• Bees invade Dunwoody woman's home

    Updated:

    DUNWOODY, Ga. - Experts say thousands of bees invaded a DeKalb County woman’s home.
     
    Channel 2’s Carl Willis was at the woman’s home Tuesday as a beekeeper safely removed the bees.
     
    The bees were found underneath Roslyn Mullen's bedroom floor.
     
    "They found a hole or made a hole. I don't know," Mullen said.
     
    And that's all it took, a small crack between the siding and brick in her home on Durrett Drive in Dunwoody.
     
    Nearly 50,000 bees turned her home into their hive.
     
    "I was scared to death. I was uncomfortable sleeping in the same room thinking (about) all of those bees. I didn't know at the time how many, but I knew they were there," Mullen said.
     
    But it could have been anywhere and any home, according to beekeepers.
     
    "Bees are not particular about where they move into so, I’ve seen them in old homes, new homes, everywhere," said Joshua Lachmann of Southeast Bee Removal.
     
    Lachmann said removing them is a balancing act. Killing honey bees is not illegal, according to the Georgia Department of Agriculture. But Lachmann said keeping them alive is vital.
     
    "They pollinate approximately a third of the crops that we eat, so (it’s) very important to everything," Lachmann said.

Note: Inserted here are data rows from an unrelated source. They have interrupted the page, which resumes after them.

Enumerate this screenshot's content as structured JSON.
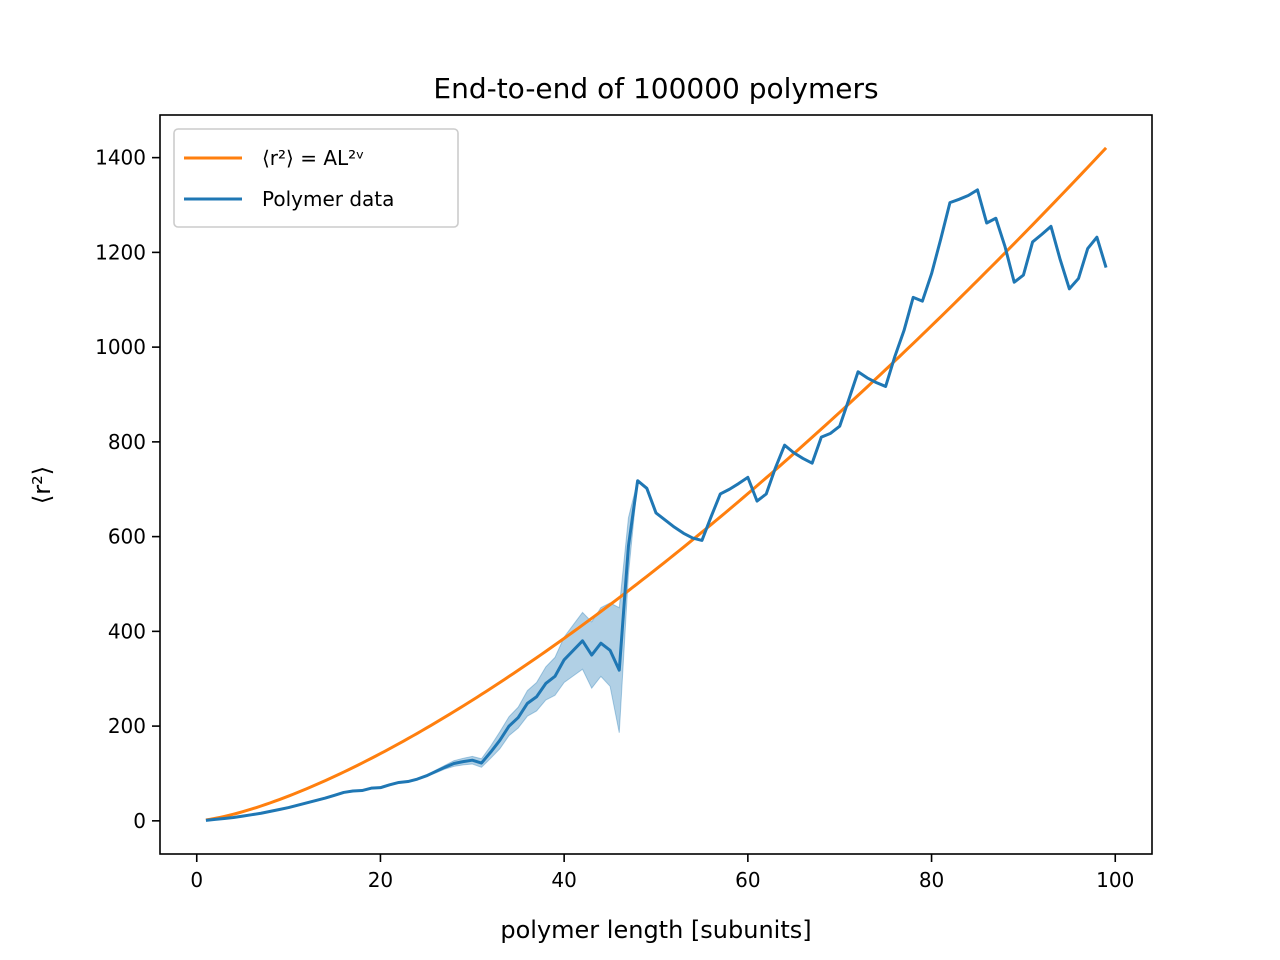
{
  "chart_data": {
    "type": "line",
    "title": "End-to-end of 100000 polymers",
    "xlabel": "polymer length [subunits]",
    "ylabel": "⟨r²⟩",
    "xlim": [
      -4,
      104
    ],
    "ylim": [
      -70,
      1490
    ],
    "xticks": [
      0,
      20,
      40,
      60,
      80,
      100
    ],
    "yticks": [
      0,
      200,
      400,
      600,
      800,
      1000,
      1200,
      1400
    ],
    "grid": false,
    "legend_position": "upper-left",
    "series": [
      {
        "name": "⟨r²⟩ = AL²ᵛ",
        "kind": "fit",
        "color": "#ff7f0e",
        "fit": {
          "A": 1.9,
          "two_nu": 1.44
        },
        "x_range": [
          1,
          99
        ]
      },
      {
        "name": "Polymer data",
        "kind": "data",
        "color": "#1f77b4",
        "x": [
          1,
          2,
          3,
          4,
          5,
          6,
          7,
          8,
          9,
          10,
          11,
          12,
          13,
          14,
          15,
          16,
          17,
          18,
          19,
          20,
          21,
          22,
          23,
          24,
          25,
          26,
          27,
          28,
          29,
          30,
          31,
          32,
          33,
          34,
          35,
          36,
          37,
          38,
          39,
          40,
          41,
          42,
          43,
          44,
          45,
          46,
          47,
          48,
          49,
          50,
          51,
          52,
          53,
          54,
          55,
          56,
          57,
          58,
          59,
          60,
          61,
          62,
          63,
          64,
          65,
          66,
          67,
          68,
          69,
          70,
          71,
          72,
          73,
          74,
          75,
          76,
          77,
          78,
          79,
          80,
          81,
          82,
          83,
          84,
          85,
          86,
          87,
          88,
          89,
          90,
          91,
          92,
          93,
          94,
          95,
          96,
          97,
          98,
          99
        ],
        "y": [
          1,
          3,
          5,
          7,
          10,
          13,
          16,
          20,
          24,
          28,
          33,
          38,
          43,
          48,
          54,
          60,
          63,
          64,
          69,
          70,
          76,
          81,
          83,
          88,
          95,
          104,
          113,
          121,
          125,
          128,
          122,
          145,
          170,
          200,
          218,
          248,
          262,
          290,
          305,
          340,
          360,
          380,
          350,
          375,
          360,
          318,
          580,
          718,
          702,
          650,
          635,
          620,
          607,
          597,
          592,
          642,
          690,
          700,
          712,
          725,
          675,
          690,
          745,
          793,
          777,
          765,
          755,
          810,
          818,
          833,
          890,
          948,
          935,
          925,
          917,
          980,
          1035,
          1105,
          1097,
          1155,
          1228,
          1305,
          1312,
          1320,
          1332,
          1262,
          1272,
          1212,
          1137,
          1152,
          1222,
          1238,
          1255,
          1185,
          1123,
          1145,
          1208,
          1232,
          1168
        ],
        "band_lower": [
          1,
          3,
          5,
          7,
          10,
          13,
          16,
          20,
          24,
          28,
          33,
          38,
          43,
          48,
          54,
          60,
          63,
          64,
          69,
          70,
          76,
          81,
          83,
          88,
          94,
          101,
          109,
          115,
          118,
          120,
          113,
          132,
          152,
          180,
          196,
          221,
          232,
          255,
          265,
          292,
          306,
          320,
          280,
          305,
          284,
          186,
          520,
          718,
          702,
          650,
          635,
          620,
          607,
          597,
          592,
          642,
          690,
          700,
          712,
          725,
          675,
          690,
          745,
          793,
          777,
          765,
          755,
          810,
          818,
          833,
          890,
          948,
          935,
          925,
          917,
          980,
          1035,
          1105,
          1097,
          1155,
          1228,
          1305,
          1312,
          1320,
          1332,
          1262,
          1272,
          1212,
          1137,
          1152,
          1222,
          1238,
          1255,
          1185,
          1123,
          1145,
          1208,
          1232,
          1168
        ],
        "band_upper": [
          1,
          3,
          5,
          7,
          10,
          13,
          16,
          20,
          24,
          28,
          33,
          38,
          43,
          48,
          54,
          60,
          63,
          64,
          69,
          70,
          76,
          81,
          83,
          88,
          96,
          107,
          117,
          127,
          132,
          136,
          131,
          158,
          188,
          220,
          240,
          275,
          292,
          325,
          345,
          388,
          414,
          440,
          420,
          450,
          460,
          450,
          640,
          718,
          702,
          650,
          635,
          620,
          607,
          597,
          592,
          642,
          690,
          700,
          712,
          725,
          675,
          690,
          745,
          793,
          777,
          765,
          755,
          810,
          818,
          833,
          890,
          948,
          935,
          925,
          917,
          980,
          1035,
          1105,
          1097,
          1155,
          1228,
          1305,
          1312,
          1320,
          1332,
          1262,
          1272,
          1212,
          1137,
          1152,
          1222,
          1238,
          1255,
          1185,
          1123,
          1145,
          1208,
          1232,
          1168
        ]
      }
    ]
  },
  "colors": {
    "fit": "#ff7f0e",
    "data": "#1f77b4",
    "band": "#1f77b4"
  }
}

    Lachmann said he's seen honey seep through walls and ceilings on the verge of caving in under the weight of honeycombs.
     
    But he says there are ways to protect your home.
     
    “Just closing up the gaps and cracks in the house. Anything that's about a quarter inch or bigger just caulk or use expanding foam,” Lachmann said
     
    The bees will slowly stop buzzing around once the cracks are sealed and the queen is removed.
     
    Lachmann said it's better to deal with the honey bees early. In some cases, the bees can die off and the honey ferments and attracts other pests.